Dim lines As String() = System.IO.File.ReadAllLines("../../../spreadsheet1.csv")
' Execute the query. Put field 2 first, then
' reverse and combine fields 0 and 1 from the old field
Dim lineQuery = From line In lines
Let x = line.Split(New Char() {","})
Order By x(2)
Select x(2) & ", " & (x(1) & " " & x(0))
' Execute the query and write out the new file. Note that WriteAllLines
' takes a string array, so ToArray is called on the query.
System.IO.File.WriteAllLines("../../../spreadsheet2.csv", lineQuery.ToArray())
' Keep console window open in debug mode.
Console.WriteLine("Spreadsheet2.csv written to disk. Press any key to exit")
Console.ReadKey()
End Sub
End Class
' Output to spreadsheet2.csv:
' 111, Svetlana Omelchenko
' 112, Claire O'Donnell
' 113, Sven Mortensen
' 114, Cesar Garcia
' 115, Debra Garcia
' 116, Fadi Fakhouri
' 117, Hanying Feng
' 118, Hugo Garcia
' 119, Lance Tucker
' 120, Terry Adams
' 121, Eugene Zabokritski
' 122, Michael Tucker
class CSVFiles
{
static void Main(string[] args)
{
// Create the IEnumerable data source
string[] lines = System.IO.File.ReadAllLines(@"../../../spreadsheet1.csv");
// Create the query. Put field 2 first, then
// reverse and combine fields 0 and 1 from the old field
IEnumerable<string> query =
from line in lines
let x = line.Split(',')
orderby x[2]
select x[2] + ", " + (x[1] + " " + x[0]);
// Execute the query and write out the new file. Note that WriteAllLines
// takes a string[], so ToArray is called on the query.

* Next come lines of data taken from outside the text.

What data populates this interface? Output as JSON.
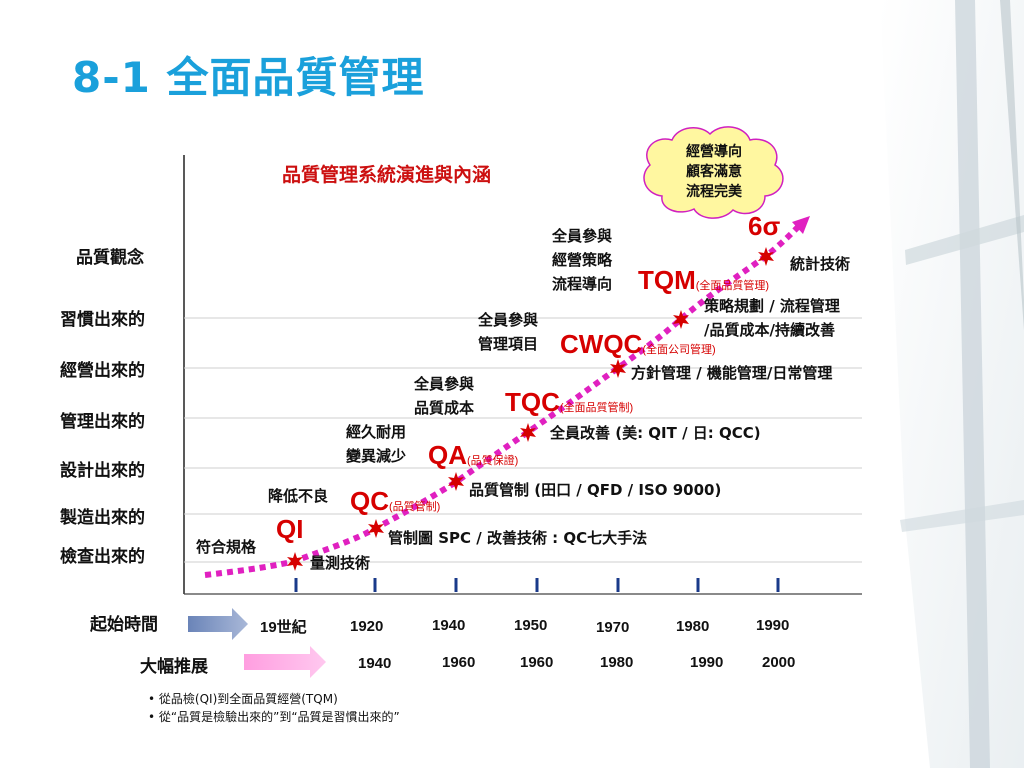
{
  "title": "8-1 全面品質管理",
  "chart_title": "品質管理系統演進與內涵",
  "y_axis": {
    "header": "品質觀念",
    "levels": [
      "習慣出來的",
      "經營出來的",
      "管理出來的",
      "設計出來的",
      "製造出來的",
      "檢查出來的"
    ]
  },
  "cloud": [
    "經營導向",
    "顧客滿意",
    "流程完美"
  ],
  "stages": [
    {
      "code": "QI",
      "full": "",
      "note": "符合規格",
      "tech": "量測技術"
    },
    {
      "code": "QC",
      "full": "(品質管制)",
      "note": "降低不良",
      "tech": "管制圖 SPC / 改善技術 : QC七大手法"
    },
    {
      "code": "QA",
      "full": "(品質保證)",
      "note": "經久耐用\n變異減少",
      "tech": "品質管制 (田口 / QFD / ISO 9000)"
    },
    {
      "code": "TQC",
      "full": "(全面品質管制)",
      "note": "全員參與\n品質成本",
      "tech": "全員改善 (美: QIT / 日: QCC)"
    },
    {
      "code": "CWQC",
      "full": "(全面公司管理)",
      "note": "全員參與\n管理項目",
      "tech": "方針管理 / 機能管理/日常管理"
    },
    {
      "code": "TQM",
      "full": "(全面品質管理)",
      "note": "全員參與\n經營策略\n流程導向",
      "tech": "策略規劃 / 流程管理\n/品質成本/持續改善"
    },
    {
      "code": "6σ",
      "full": "",
      "note": "",
      "tech": "統計技術"
    }
  ],
  "timeline": {
    "start_label": "起始時間",
    "start_years": [
      "19世紀",
      "1920",
      "1940",
      "1950",
      "1970",
      "1980",
      "1990"
    ],
    "expand_label": "大幅推展",
    "expand_years": [
      "1940",
      "1960",
      "1960",
      "1980",
      "1990",
      "2000"
    ]
  },
  "bullets": [
    "從品檢(QI)到全面品質經營(TQM)",
    "從“品質是檢驗出來的”到“品質是習慣出來的”"
  ],
  "colors": {
    "title": "#1aa0db",
    "stage": "#d60000",
    "curve": "#e020c0",
    "tick": "#1a3a8a",
    "cloud": "#fff7a0"
  }
}
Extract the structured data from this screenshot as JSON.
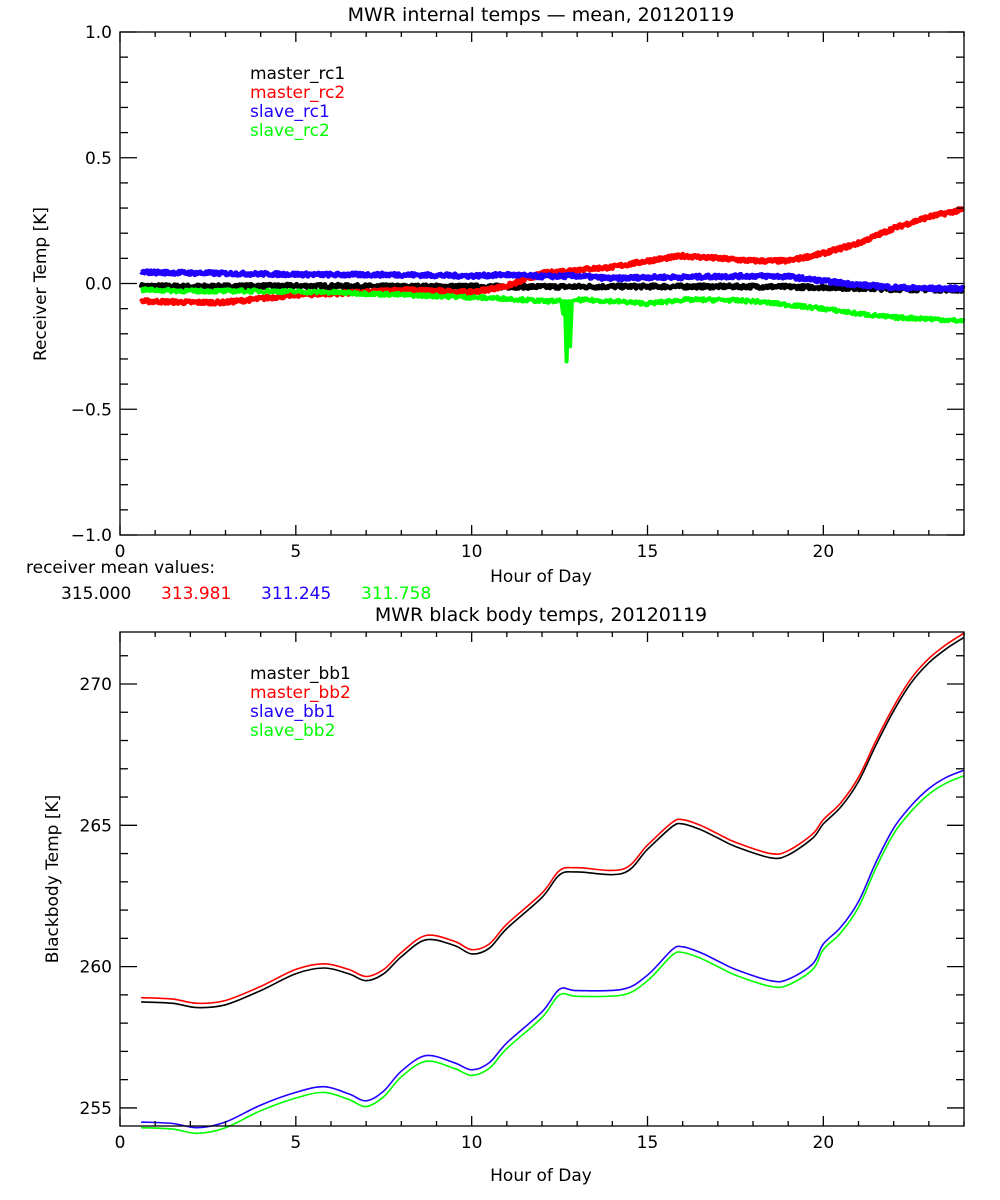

System.IO.File.WriteAllLines(@"../../../spreadsheet2.csv", query.ToArray());
Console.WriteLine("Spreadsheet2.csv written to disk. Press any key to exit");
Console.ReadKey();
}
}
/* Output to spreadsheet2.csv:
111, Svetlana Omelchenko
112, Claire O'Donnell
113, Sven Mortensen
114, Cesar Garcia
115, Debra Garcia
116, Fadi Fakhouri
117, Hanying Feng
118, Hugo Garcia
119, Lance Tucker
120, Terry Adams
121, Eugene Zabokritski
122, Michael Tucker
*/
Compiling the Code
Create a Visual Studio project that targets the .NET Framework version 3.5. By default, the project has a reference to System.Core.dll and a using directive (C#) or Imports statement (Visual Basic) for the System.Linq namespace. In C# projects, add a using directive for the System.IO namespace.
Copy this code into your project.
Press F5 to compile and run the program.
Press any key to exit the console window.